In the constitutional convention of 1787, English beat German as the national language by one vote. The US constitution allows a lower house elected by the popular vote. Legislation is controlled by the Senate where every state, large or small, elects two members. Voting in presidential elections goes through an electoral college that often diverges from it. The president’s executive powers are extraordinary, if Congress is not amenable. Thomas Jefferson saw three main threats to democracy: the power of central government, organized religion and commercial monopolies whom he described as “monarchists” and “pseudo-aristocrats”. He won some constitutional protection against the first two, but not the third.

Donald Trump and his party stretched all the above beyond previous limits.
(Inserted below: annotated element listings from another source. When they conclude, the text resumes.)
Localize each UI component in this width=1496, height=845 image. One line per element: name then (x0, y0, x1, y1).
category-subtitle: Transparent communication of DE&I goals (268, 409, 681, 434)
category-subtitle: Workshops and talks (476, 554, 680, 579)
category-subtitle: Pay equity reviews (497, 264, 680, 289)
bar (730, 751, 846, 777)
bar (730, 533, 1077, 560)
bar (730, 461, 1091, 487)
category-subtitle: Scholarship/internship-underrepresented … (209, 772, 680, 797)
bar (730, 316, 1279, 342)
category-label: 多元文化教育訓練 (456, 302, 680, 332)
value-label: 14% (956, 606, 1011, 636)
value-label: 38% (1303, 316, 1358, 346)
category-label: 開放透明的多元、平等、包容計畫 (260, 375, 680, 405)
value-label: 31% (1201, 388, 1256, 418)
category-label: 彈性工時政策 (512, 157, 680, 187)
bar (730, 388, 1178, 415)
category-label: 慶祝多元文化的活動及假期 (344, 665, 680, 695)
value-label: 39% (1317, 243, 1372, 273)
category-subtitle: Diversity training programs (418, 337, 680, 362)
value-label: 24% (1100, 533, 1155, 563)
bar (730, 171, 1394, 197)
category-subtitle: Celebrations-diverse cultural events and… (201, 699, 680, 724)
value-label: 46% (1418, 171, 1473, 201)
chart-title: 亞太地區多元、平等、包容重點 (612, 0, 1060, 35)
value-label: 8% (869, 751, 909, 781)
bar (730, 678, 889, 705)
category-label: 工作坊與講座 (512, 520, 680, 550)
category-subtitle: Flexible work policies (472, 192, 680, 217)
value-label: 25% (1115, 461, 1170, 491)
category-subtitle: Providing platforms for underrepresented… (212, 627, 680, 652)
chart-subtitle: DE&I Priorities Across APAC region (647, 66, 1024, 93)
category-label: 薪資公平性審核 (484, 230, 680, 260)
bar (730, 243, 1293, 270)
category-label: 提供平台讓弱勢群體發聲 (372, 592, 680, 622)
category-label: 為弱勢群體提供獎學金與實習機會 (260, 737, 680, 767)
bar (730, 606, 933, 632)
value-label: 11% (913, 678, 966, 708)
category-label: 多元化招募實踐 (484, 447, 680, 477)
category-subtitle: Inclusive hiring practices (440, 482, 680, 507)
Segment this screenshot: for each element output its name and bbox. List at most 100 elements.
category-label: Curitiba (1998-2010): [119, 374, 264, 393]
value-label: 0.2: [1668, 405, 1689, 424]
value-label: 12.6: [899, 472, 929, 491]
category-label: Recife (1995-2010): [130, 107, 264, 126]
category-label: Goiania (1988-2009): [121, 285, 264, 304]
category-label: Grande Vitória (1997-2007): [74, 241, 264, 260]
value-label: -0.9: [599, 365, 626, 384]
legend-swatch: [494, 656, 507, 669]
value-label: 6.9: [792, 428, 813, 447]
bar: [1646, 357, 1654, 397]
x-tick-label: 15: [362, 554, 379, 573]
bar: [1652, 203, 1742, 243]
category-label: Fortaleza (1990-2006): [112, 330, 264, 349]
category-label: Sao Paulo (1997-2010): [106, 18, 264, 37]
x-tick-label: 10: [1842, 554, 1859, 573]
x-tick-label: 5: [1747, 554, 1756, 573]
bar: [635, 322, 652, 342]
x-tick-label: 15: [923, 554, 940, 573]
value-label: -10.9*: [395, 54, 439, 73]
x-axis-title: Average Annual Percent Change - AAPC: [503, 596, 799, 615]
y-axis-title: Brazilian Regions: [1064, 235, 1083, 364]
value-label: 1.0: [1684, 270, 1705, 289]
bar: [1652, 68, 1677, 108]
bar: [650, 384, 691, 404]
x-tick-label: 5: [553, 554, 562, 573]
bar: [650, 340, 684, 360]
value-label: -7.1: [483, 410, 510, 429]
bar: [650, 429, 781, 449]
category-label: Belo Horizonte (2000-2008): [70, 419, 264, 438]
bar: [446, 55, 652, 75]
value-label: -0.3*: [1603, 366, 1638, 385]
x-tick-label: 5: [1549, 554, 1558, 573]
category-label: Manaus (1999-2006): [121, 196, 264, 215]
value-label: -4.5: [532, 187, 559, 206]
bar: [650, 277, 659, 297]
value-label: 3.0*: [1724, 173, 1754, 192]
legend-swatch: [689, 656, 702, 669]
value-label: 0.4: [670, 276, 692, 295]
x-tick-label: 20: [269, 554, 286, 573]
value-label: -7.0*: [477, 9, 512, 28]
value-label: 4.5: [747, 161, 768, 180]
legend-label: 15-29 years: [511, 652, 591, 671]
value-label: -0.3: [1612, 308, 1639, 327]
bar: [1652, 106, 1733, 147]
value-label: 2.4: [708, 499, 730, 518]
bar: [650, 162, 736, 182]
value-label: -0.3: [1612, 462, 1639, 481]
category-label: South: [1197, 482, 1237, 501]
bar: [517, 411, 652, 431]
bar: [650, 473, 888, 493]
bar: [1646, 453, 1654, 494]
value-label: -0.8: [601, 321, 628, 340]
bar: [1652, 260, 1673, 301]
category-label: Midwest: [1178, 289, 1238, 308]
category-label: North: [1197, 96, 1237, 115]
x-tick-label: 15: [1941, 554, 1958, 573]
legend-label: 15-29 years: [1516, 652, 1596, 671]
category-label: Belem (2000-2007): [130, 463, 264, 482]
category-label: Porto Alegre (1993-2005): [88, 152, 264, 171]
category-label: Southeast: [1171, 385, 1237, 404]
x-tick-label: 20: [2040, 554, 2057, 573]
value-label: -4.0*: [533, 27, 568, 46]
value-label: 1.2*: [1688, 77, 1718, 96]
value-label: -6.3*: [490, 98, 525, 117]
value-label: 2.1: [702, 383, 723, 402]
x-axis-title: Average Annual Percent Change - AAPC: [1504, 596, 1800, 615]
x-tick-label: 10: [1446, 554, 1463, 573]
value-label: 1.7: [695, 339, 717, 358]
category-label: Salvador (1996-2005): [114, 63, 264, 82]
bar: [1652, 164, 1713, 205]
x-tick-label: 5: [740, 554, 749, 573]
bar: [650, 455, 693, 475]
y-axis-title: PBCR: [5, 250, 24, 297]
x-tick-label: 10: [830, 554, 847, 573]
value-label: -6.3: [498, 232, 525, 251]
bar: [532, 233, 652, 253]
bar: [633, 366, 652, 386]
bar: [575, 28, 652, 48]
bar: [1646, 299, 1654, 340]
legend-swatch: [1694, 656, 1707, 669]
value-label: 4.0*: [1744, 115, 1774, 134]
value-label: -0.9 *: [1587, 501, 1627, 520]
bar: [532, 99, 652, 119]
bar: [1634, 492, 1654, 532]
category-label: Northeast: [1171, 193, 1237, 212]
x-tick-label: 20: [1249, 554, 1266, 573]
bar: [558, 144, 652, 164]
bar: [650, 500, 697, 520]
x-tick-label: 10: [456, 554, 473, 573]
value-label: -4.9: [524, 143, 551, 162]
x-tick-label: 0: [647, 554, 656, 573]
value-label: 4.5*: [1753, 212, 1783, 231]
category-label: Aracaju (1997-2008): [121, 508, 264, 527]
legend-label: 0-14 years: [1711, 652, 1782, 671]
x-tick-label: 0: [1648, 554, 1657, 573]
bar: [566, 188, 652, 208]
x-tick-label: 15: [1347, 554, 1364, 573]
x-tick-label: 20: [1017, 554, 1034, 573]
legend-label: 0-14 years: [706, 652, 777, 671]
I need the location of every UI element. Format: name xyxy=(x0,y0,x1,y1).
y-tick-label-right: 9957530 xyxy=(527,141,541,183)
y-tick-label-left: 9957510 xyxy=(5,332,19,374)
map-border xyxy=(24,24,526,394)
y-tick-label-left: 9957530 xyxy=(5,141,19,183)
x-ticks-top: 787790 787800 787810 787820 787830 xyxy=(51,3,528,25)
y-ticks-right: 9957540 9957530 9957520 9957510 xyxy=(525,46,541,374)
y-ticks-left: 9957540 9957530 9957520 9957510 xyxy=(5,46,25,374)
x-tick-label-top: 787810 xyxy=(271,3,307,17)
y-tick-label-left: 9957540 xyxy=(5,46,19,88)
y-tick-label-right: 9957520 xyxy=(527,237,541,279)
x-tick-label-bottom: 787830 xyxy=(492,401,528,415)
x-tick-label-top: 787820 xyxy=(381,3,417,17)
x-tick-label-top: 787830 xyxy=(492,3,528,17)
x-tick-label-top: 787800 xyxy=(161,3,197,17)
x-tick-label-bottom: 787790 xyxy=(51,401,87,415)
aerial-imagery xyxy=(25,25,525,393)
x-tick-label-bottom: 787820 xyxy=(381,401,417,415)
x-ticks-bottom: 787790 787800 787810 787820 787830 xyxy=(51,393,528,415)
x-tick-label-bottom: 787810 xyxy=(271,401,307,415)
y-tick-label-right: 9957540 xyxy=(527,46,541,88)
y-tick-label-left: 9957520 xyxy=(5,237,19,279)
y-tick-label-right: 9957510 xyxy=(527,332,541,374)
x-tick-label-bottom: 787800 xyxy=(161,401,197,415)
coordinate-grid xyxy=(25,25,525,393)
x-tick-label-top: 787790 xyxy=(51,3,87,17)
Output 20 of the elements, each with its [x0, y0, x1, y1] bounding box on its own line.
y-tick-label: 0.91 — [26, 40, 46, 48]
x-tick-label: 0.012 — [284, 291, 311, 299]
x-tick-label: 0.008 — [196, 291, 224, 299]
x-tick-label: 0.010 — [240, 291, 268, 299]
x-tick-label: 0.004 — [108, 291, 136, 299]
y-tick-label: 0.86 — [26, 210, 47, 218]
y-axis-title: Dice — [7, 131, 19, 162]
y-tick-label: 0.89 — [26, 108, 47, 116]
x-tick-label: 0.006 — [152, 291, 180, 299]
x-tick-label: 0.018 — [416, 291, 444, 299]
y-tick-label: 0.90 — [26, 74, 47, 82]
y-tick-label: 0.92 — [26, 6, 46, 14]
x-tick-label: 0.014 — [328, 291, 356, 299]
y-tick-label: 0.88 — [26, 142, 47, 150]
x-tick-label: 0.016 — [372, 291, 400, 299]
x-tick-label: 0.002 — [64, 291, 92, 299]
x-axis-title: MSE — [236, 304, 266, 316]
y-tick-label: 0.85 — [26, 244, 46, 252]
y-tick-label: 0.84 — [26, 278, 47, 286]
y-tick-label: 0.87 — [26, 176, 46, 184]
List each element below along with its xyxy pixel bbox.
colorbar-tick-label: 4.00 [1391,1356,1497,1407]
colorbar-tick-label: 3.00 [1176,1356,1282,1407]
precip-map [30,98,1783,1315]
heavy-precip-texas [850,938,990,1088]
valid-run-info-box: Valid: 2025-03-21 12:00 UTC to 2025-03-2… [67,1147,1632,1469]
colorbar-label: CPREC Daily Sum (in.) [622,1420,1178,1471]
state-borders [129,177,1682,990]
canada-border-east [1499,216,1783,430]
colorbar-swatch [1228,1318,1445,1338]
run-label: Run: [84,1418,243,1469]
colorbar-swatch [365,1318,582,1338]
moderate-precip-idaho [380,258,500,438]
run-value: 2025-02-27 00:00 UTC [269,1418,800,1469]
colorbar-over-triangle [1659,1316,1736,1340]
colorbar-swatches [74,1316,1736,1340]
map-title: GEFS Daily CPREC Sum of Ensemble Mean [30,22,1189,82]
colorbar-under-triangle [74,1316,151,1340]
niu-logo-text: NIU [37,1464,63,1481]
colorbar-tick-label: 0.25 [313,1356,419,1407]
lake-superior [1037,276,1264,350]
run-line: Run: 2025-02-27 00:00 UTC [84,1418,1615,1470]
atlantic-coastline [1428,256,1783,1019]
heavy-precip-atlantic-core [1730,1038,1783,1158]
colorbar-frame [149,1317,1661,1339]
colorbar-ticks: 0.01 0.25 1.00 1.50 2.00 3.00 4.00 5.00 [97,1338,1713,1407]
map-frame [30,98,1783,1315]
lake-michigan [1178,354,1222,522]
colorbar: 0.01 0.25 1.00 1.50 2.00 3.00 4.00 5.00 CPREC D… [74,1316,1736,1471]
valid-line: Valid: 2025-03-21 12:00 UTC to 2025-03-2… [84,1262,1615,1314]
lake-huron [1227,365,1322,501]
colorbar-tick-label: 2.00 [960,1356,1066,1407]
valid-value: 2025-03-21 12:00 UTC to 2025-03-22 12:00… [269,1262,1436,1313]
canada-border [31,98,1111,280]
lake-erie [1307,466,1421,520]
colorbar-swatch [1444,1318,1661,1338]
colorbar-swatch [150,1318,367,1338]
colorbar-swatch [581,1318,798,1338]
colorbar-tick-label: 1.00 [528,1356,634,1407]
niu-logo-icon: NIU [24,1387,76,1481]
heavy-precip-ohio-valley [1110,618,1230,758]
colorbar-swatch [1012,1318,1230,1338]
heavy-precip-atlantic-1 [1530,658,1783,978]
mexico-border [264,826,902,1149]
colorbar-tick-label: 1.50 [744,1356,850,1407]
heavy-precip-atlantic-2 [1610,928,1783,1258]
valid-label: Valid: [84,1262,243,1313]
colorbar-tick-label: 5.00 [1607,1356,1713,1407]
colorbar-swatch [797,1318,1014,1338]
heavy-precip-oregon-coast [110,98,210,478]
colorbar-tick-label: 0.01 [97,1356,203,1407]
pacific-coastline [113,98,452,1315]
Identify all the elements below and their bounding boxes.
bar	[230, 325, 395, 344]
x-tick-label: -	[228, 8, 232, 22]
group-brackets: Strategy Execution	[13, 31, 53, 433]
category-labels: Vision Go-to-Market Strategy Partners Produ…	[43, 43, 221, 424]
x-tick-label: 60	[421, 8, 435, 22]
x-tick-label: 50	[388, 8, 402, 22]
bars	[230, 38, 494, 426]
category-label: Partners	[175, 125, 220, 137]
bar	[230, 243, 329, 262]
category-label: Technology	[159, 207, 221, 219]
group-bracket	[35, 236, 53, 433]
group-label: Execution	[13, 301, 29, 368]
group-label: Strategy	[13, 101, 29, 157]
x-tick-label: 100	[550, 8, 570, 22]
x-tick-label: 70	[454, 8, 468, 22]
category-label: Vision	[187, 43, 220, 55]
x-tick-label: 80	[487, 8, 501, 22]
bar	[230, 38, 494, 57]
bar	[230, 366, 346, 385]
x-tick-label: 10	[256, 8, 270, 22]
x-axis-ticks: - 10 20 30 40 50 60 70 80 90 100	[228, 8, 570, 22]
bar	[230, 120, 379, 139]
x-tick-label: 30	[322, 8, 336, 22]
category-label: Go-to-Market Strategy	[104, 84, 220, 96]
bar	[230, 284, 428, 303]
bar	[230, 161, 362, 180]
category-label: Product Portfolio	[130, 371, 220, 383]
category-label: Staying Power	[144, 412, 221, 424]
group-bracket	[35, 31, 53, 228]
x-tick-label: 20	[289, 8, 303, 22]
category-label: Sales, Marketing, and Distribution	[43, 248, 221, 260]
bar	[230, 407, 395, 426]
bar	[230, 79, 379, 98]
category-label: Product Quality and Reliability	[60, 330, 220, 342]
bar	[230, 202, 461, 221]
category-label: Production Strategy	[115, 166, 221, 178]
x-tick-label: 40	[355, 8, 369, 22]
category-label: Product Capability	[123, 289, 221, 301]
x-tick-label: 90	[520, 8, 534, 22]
As the 2020 presidential election approached, Trump and the Senate majority leader concentrated their efforts on subverting a Democrat win. This involved stuffing the Supreme Court with right-wingers; changing the electoral rules in states with Republican governors; hobbling the Justice Department and Federal Bureau of Investigation; making the Department of Homeland Security an annex of the White House; mobilising federal troop s to attack Black Lives Matter demonstrations; encouraging right-wing militias to “stand by”; targeting the Biden family; and stoking up external enemies like China and Iran.

The main weapon materialised closer to the election: Trump insisted that it would be stolen, especially through advanced and remote voting in Democratic constituencies. When Biden won by considerable margins in the popular vote and electoral college, Trump launched scores of legal challenges – all but one failed. The Supreme Court voted for orthodoxy when directedly involved. The president harangued Republican officials to no avail. The same was not true of many Republican politicians in Congress.

The climax came in Washington DC in January; a crowd of Trump supporters assembled to coincide with the final ratification of the election results by Congress. A detailed assault on the electoral college vote was aided by Republican members of both houses. Most Republican voters believed that the election was stolen. What followed has been described as a “riot”, “mob”, “insurrection”, “coup” and the launch of a “second civil war”.

On January 6th, 2021 the US Capitol building was occupied by Trump supporters, some of them armed, while both houses of Congress were supposed to validate the electoral college results. There was considerable insider collusion: the capitol police and local reinforcements offered only weak resistance; Republican congressmen gave directions to the intruders beforehand; and Republican senators began attacking the results of several states. The building was locked down and its occupants hidden. Eventually certification of the results was concluded and Joseph Biden was officially president. Trump was impeached for “inciting insurrection”. At a “Save America” rally, he said “if you don’t fight like hell, you’re not going to have a country anymore”. “If those people had been Black, they would have been shot” was a frequent comment. Wikipedia’s page, “2021 storming of the United States capitol”, has an excess of details concerning these events.[1]